I was afraid to go on—for I might never stop. No one had ever asked me what I thought, how I felt. To be sure, I’d given out my thoughts and feelings freely, but none had ever cared about them or wanted them. Oh, how my heart ached!
“For one thing, I have no father or mother, no brothers or sisters.”
“You have a kind aunt and cousins.”
“But John Reed knocked me down, and my aunt shut me up in the Red Room.” At this point, I withdrew my arms from under the covers and thrust my wrists out together.
“Hm.” Dr. Lloyd looked at the red marks. Then he looked at my nightgown, and I felt he considered it too thin and my blankets too few. He looked back to the door and at the cold grate in my fireplace. After another minute he said, “Don’t you think Gateshead a very beautiful house?” he said. “Aren’t you grateful to live in such a fine place?”
“It isn’t my house. Abbot says I have less right to be here than a servant.”
“Pooh! Are you silly enough to wish to leave then?”
“If I had anywhere else to go, I’d be glad to. But I’ll never get away until I am a woman. A grown woman.”
“Have you any relations besides Mrs. Reed?”
“I think not, sir.”
“None belonging to your father?”
“I asked Mrs. Reed once. She said I might have some low relations called Eyre, but she knew nothing of them.”
“If you did, would you like to go to them?”
I had to think about that. I’d called the workhouse preferable to Gateshead, but that was theatrics. I didn’t want to be poor. Who does? I’d seen the magazines at church with pictures of heathen cities and calls for missionaries. Poverty was ugly and cruel. Perhaps crueler even than John Reed.
“No,” I said. “I don’t want to belong to poor people.”
“Not even if they were kind to you?”
I shook my head. “Mrs. Reed says if they exist they’re beggars or criminals. That would be worse than…” I began to see. My only hope was to live on as I was until I did reach adulthood. Marriage would offer no escape—no one would want to marry me—but there were other ways.
As if he read my mind Dr. Lloyd said, “Would you like to go to school?” Like lighting a candle in the midst of my dark thoughts.
“That was Georgiana’s idea!” I told him. “She wrote only yesterday that I should become a teacher.” I had cast the idea aside. No. I hadn’t even picked it up, thinking it impossible.
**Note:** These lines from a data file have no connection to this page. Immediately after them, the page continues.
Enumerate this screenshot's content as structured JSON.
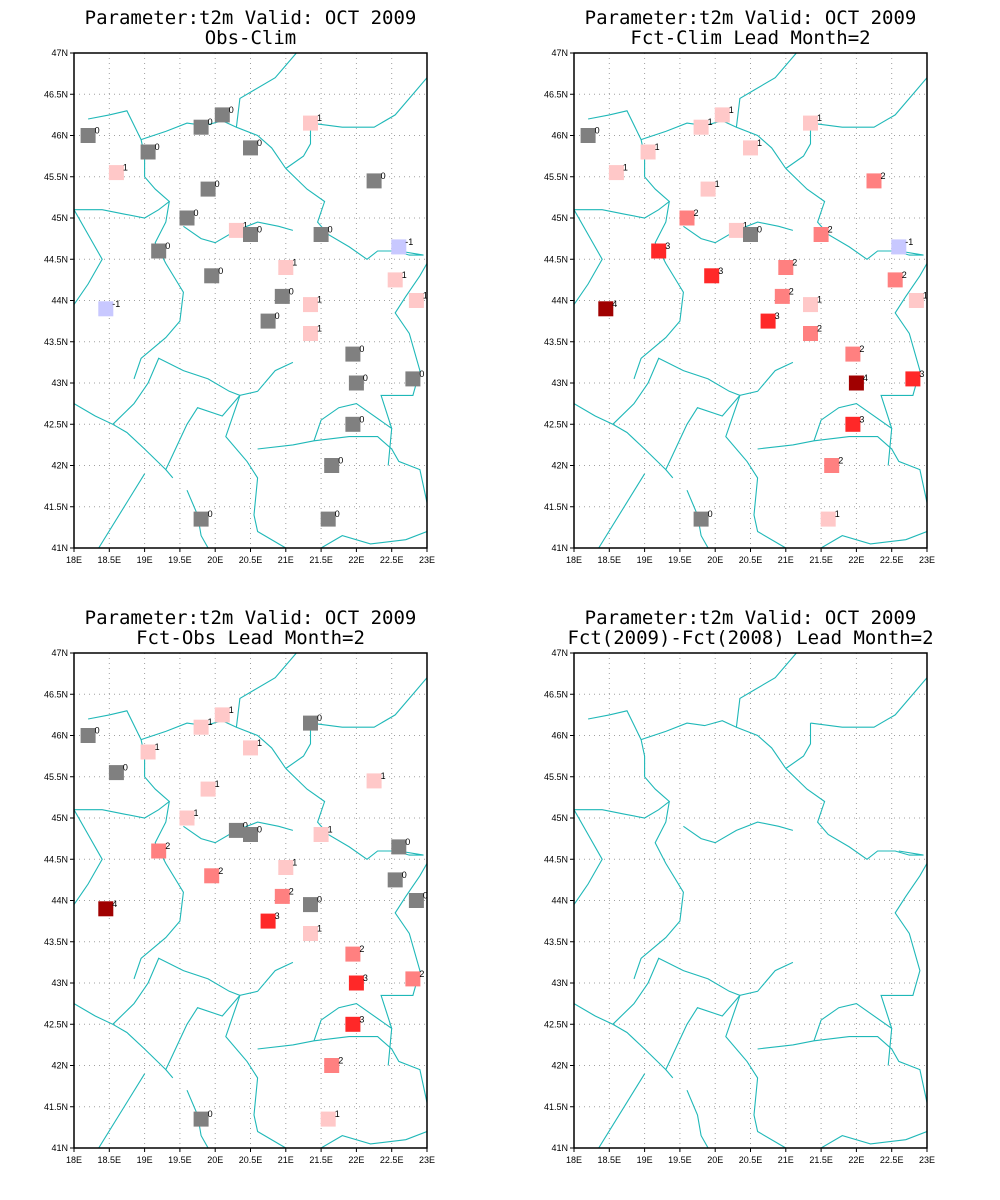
{
  "figure": {
    "background": "#ffffff",
    "frame_color": "#000000",
    "grid_color": "#a0a0a0",
    "coast_color": "#1fb8b8"
  },
  "color_scale": {
    "-1": "#c8c8ff",
    "0": "#808080",
    "1": "#ffc8c8",
    "2": "#ff8080",
    "3": "#ff2828",
    "4": "#a00000"
  },
  "stations": [
    [
      18.2,
      46.0
    ],
    [
      19.8,
      46.1
    ],
    [
      20.1,
      46.25
    ],
    [
      20.5,
      45.85
    ],
    [
      19.05,
      45.8
    ],
    [
      18.6,
      45.55
    ],
    [
      19.9,
      45.35
    ],
    [
      19.6,
      45.0
    ],
    [
      20.3,
      44.85
    ],
    [
      20.5,
      44.8
    ],
    [
      19.2,
      44.6
    ],
    [
      19.95,
      44.3
    ],
    [
      21.0,
      44.4
    ],
    [
      21.5,
      44.8
    ],
    [
      21.35,
      46.15
    ],
    [
      22.25,
      45.45
    ],
    [
      22.6,
      44.65
    ],
    [
      18.45,
      43.9
    ],
    [
      20.95,
      44.05
    ],
    [
      21.35,
      43.95
    ],
    [
      20.75,
      43.75
    ],
    [
      21.35,
      43.6
    ],
    [
      21.95,
      43.35
    ],
    [
      22.55,
      44.25
    ],
    [
      22.85,
      44.0
    ],
    [
      22.0,
      43.0
    ],
    [
      22.8,
      43.05
    ],
    [
      21.95,
      42.5
    ],
    [
      21.65,
      42.0
    ],
    [
      19.8,
      41.35
    ],
    [
      21.6,
      41.35
    ]
  ],
  "chart_data": [
    {
      "type": "scatter",
      "title": "Parameter:t2m Valid: OCT 2009",
      "subtitle": "Obs-Clim",
      "xlim": [
        18,
        23
      ],
      "ylim": [
        41,
        47
      ],
      "xticks": [
        "18E",
        "18.5E",
        "19E",
        "19.5E",
        "20E",
        "20.5E",
        "21E",
        "21.5E",
        "22E",
        "22.5E",
        "23E"
      ],
      "yticks": [
        "41N",
        "41.5N",
        "42N",
        "42.5N",
        "43N",
        "43.5N",
        "44N",
        "44.5N",
        "45N",
        "45.5N",
        "46N",
        "46.5N",
        "47N"
      ],
      "grid": true,
      "values": [
        0,
        0,
        0,
        0,
        0,
        1,
        0,
        0,
        1,
        0,
        0,
        0,
        1,
        0,
        1,
        0,
        -1,
        -1,
        0,
        1,
        0,
        1,
        0,
        1,
        1,
        0,
        0,
        0,
        0,
        0,
        0
      ]
    },
    {
      "type": "scatter",
      "title": "Parameter:t2m Valid: OCT 2009",
      "subtitle": "Fct-Clim Lead Month=2",
      "xlim": [
        18,
        23
      ],
      "ylim": [
        41,
        47
      ],
      "xticks": [
        "18E",
        "18.5E",
        "19E",
        "19.5E",
        "20E",
        "20.5E",
        "21E",
        "21.5E",
        "22E",
        "22.5E",
        "23E"
      ],
      "yticks": [
        "41N",
        "41.5N",
        "42N",
        "42.5N",
        "43N",
        "43.5N",
        "44N",
        "44.5N",
        "45N",
        "45.5N",
        "46N",
        "46.5N",
        "47N"
      ],
      "grid": true,
      "values": [
        0,
        1,
        1,
        1,
        1,
        1,
        1,
        2,
        1,
        0,
        3,
        3,
        2,
        2,
        1,
        2,
        -1,
        4,
        2,
        1,
        3,
        2,
        2,
        2,
        1,
        4,
        3,
        3,
        2,
        0,
        1
      ]
    },
    {
      "type": "scatter",
      "title": "Parameter:t2m Valid: OCT 2009",
      "subtitle": "Fct-Obs Lead Month=2",
      "xlim": [
        18,
        23
      ],
      "ylim": [
        41,
        47
      ],
      "xticks": [
        "18E",
        "18.5E",
        "19E",
        "19.5E",
        "20E",
        "20.5E",
        "21E",
        "21.5E",
        "22E",
        "22.5E",
        "23E"
      ],
      "yticks": [
        "41N",
        "41.5N",
        "42N",
        "42.5N",
        "43N",
        "43.5N",
        "44N",
        "44.5N",
        "45N",
        "45.5N",
        "46N",
        "46.5N",
        "47N"
      ],
      "grid": true,
      "values": [
        0,
        1,
        1,
        1,
        1,
        0,
        1,
        1,
        0,
        0,
        2,
        2,
        1,
        1,
        0,
        1,
        0,
        4,
        2,
        0,
        3,
        1,
        2,
        0,
        0,
        3,
        2,
        3,
        2,
        0,
        1
      ]
    },
    {
      "type": "scatter",
      "title": "Parameter:t2m Valid: OCT 2009",
      "subtitle": "Fct(2009)-Fct(2008) Lead Month=2",
      "xlim": [
        18,
        23
      ],
      "ylim": [
        41,
        47
      ],
      "xticks": [
        "18E",
        "18.5E",
        "19E",
        "19.5E",
        "20E",
        "20.5E",
        "21E",
        "21.5E",
        "22E",
        "22.5E",
        "23E"
      ],
      "yticks": [
        "41N",
        "41.5N",
        "42N",
        "42.5N",
        "43N",
        "43.5N",
        "44N",
        "44.5N",
        "45N",
        "45.5N",
        "46N",
        "46.5N",
        "47N"
      ],
      "grid": true,
      "values": []
    }
  ]
}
“Perhaps Miss Georgiana’s Harvard education is good for something after all.” Dr. Lloyd collected his bag, and at the door he said, “Now let go of fanciful thoughts of ghosts and red rooms and imagined unkindness. Rest, Jane. Doctor’s orders. I’ll come see you tomorrow.”
The next day at noon I was up and dressed and deposited on Mrs. Reed’s sofa in the morning room with a microfiber blanket around my legs and a cashmere shawl around my shoulders. Though I was alone, a good fire burned on the grate. There was tea with toast and raspberry jam, for when Dr. Lloyd had come in the morning to see the Reeds he left orders I was to have tea with toast and jam, and I was not to be allowed to take a chill.
I was somewhat bewildered by the treatment. At times I thought I might be dreaming, like the little princess.
I had never forgotten it. On Georgiana’s thirteenth birthday, Mrs. Reed had the Movie Man in for the party. He set up a screen in the garden and showed a movie about a little princess who’d lost her father. She was poor and hungry, but her dreams were so powerful that one night she dreamed of good food and a warm shawl and slippers, and when she woke up the next morning they were there!
Mrs. Reed did not enjoy the movie. (No surprise there; the horrid Miss Minchin in the story was rather like her.) The Movie Man never came again.
But I loved the story—not for dreams of food and clothes. It was unthinkable then that I could ever be without those things. I loved the story for the affection the little princess’s father had for her and because she found happiness in the end.
Until yesterday that was my great hope, the thing I lived on, what I expected from a just world: happiness in the end.
A tear rolled down my cheek, and the raspberry jam turned sour in my mouth. Happiness in the end no longer existed in my world. A great sob poured out of me, just as the door to the morning room opened.
“What’s all this?” Dr. Lloyd entered behind Bessie. He put his doctor bag on the table, shrugged his shoulders helplessly, and winked at her. “I’m losing my self-confidence as a doctor.”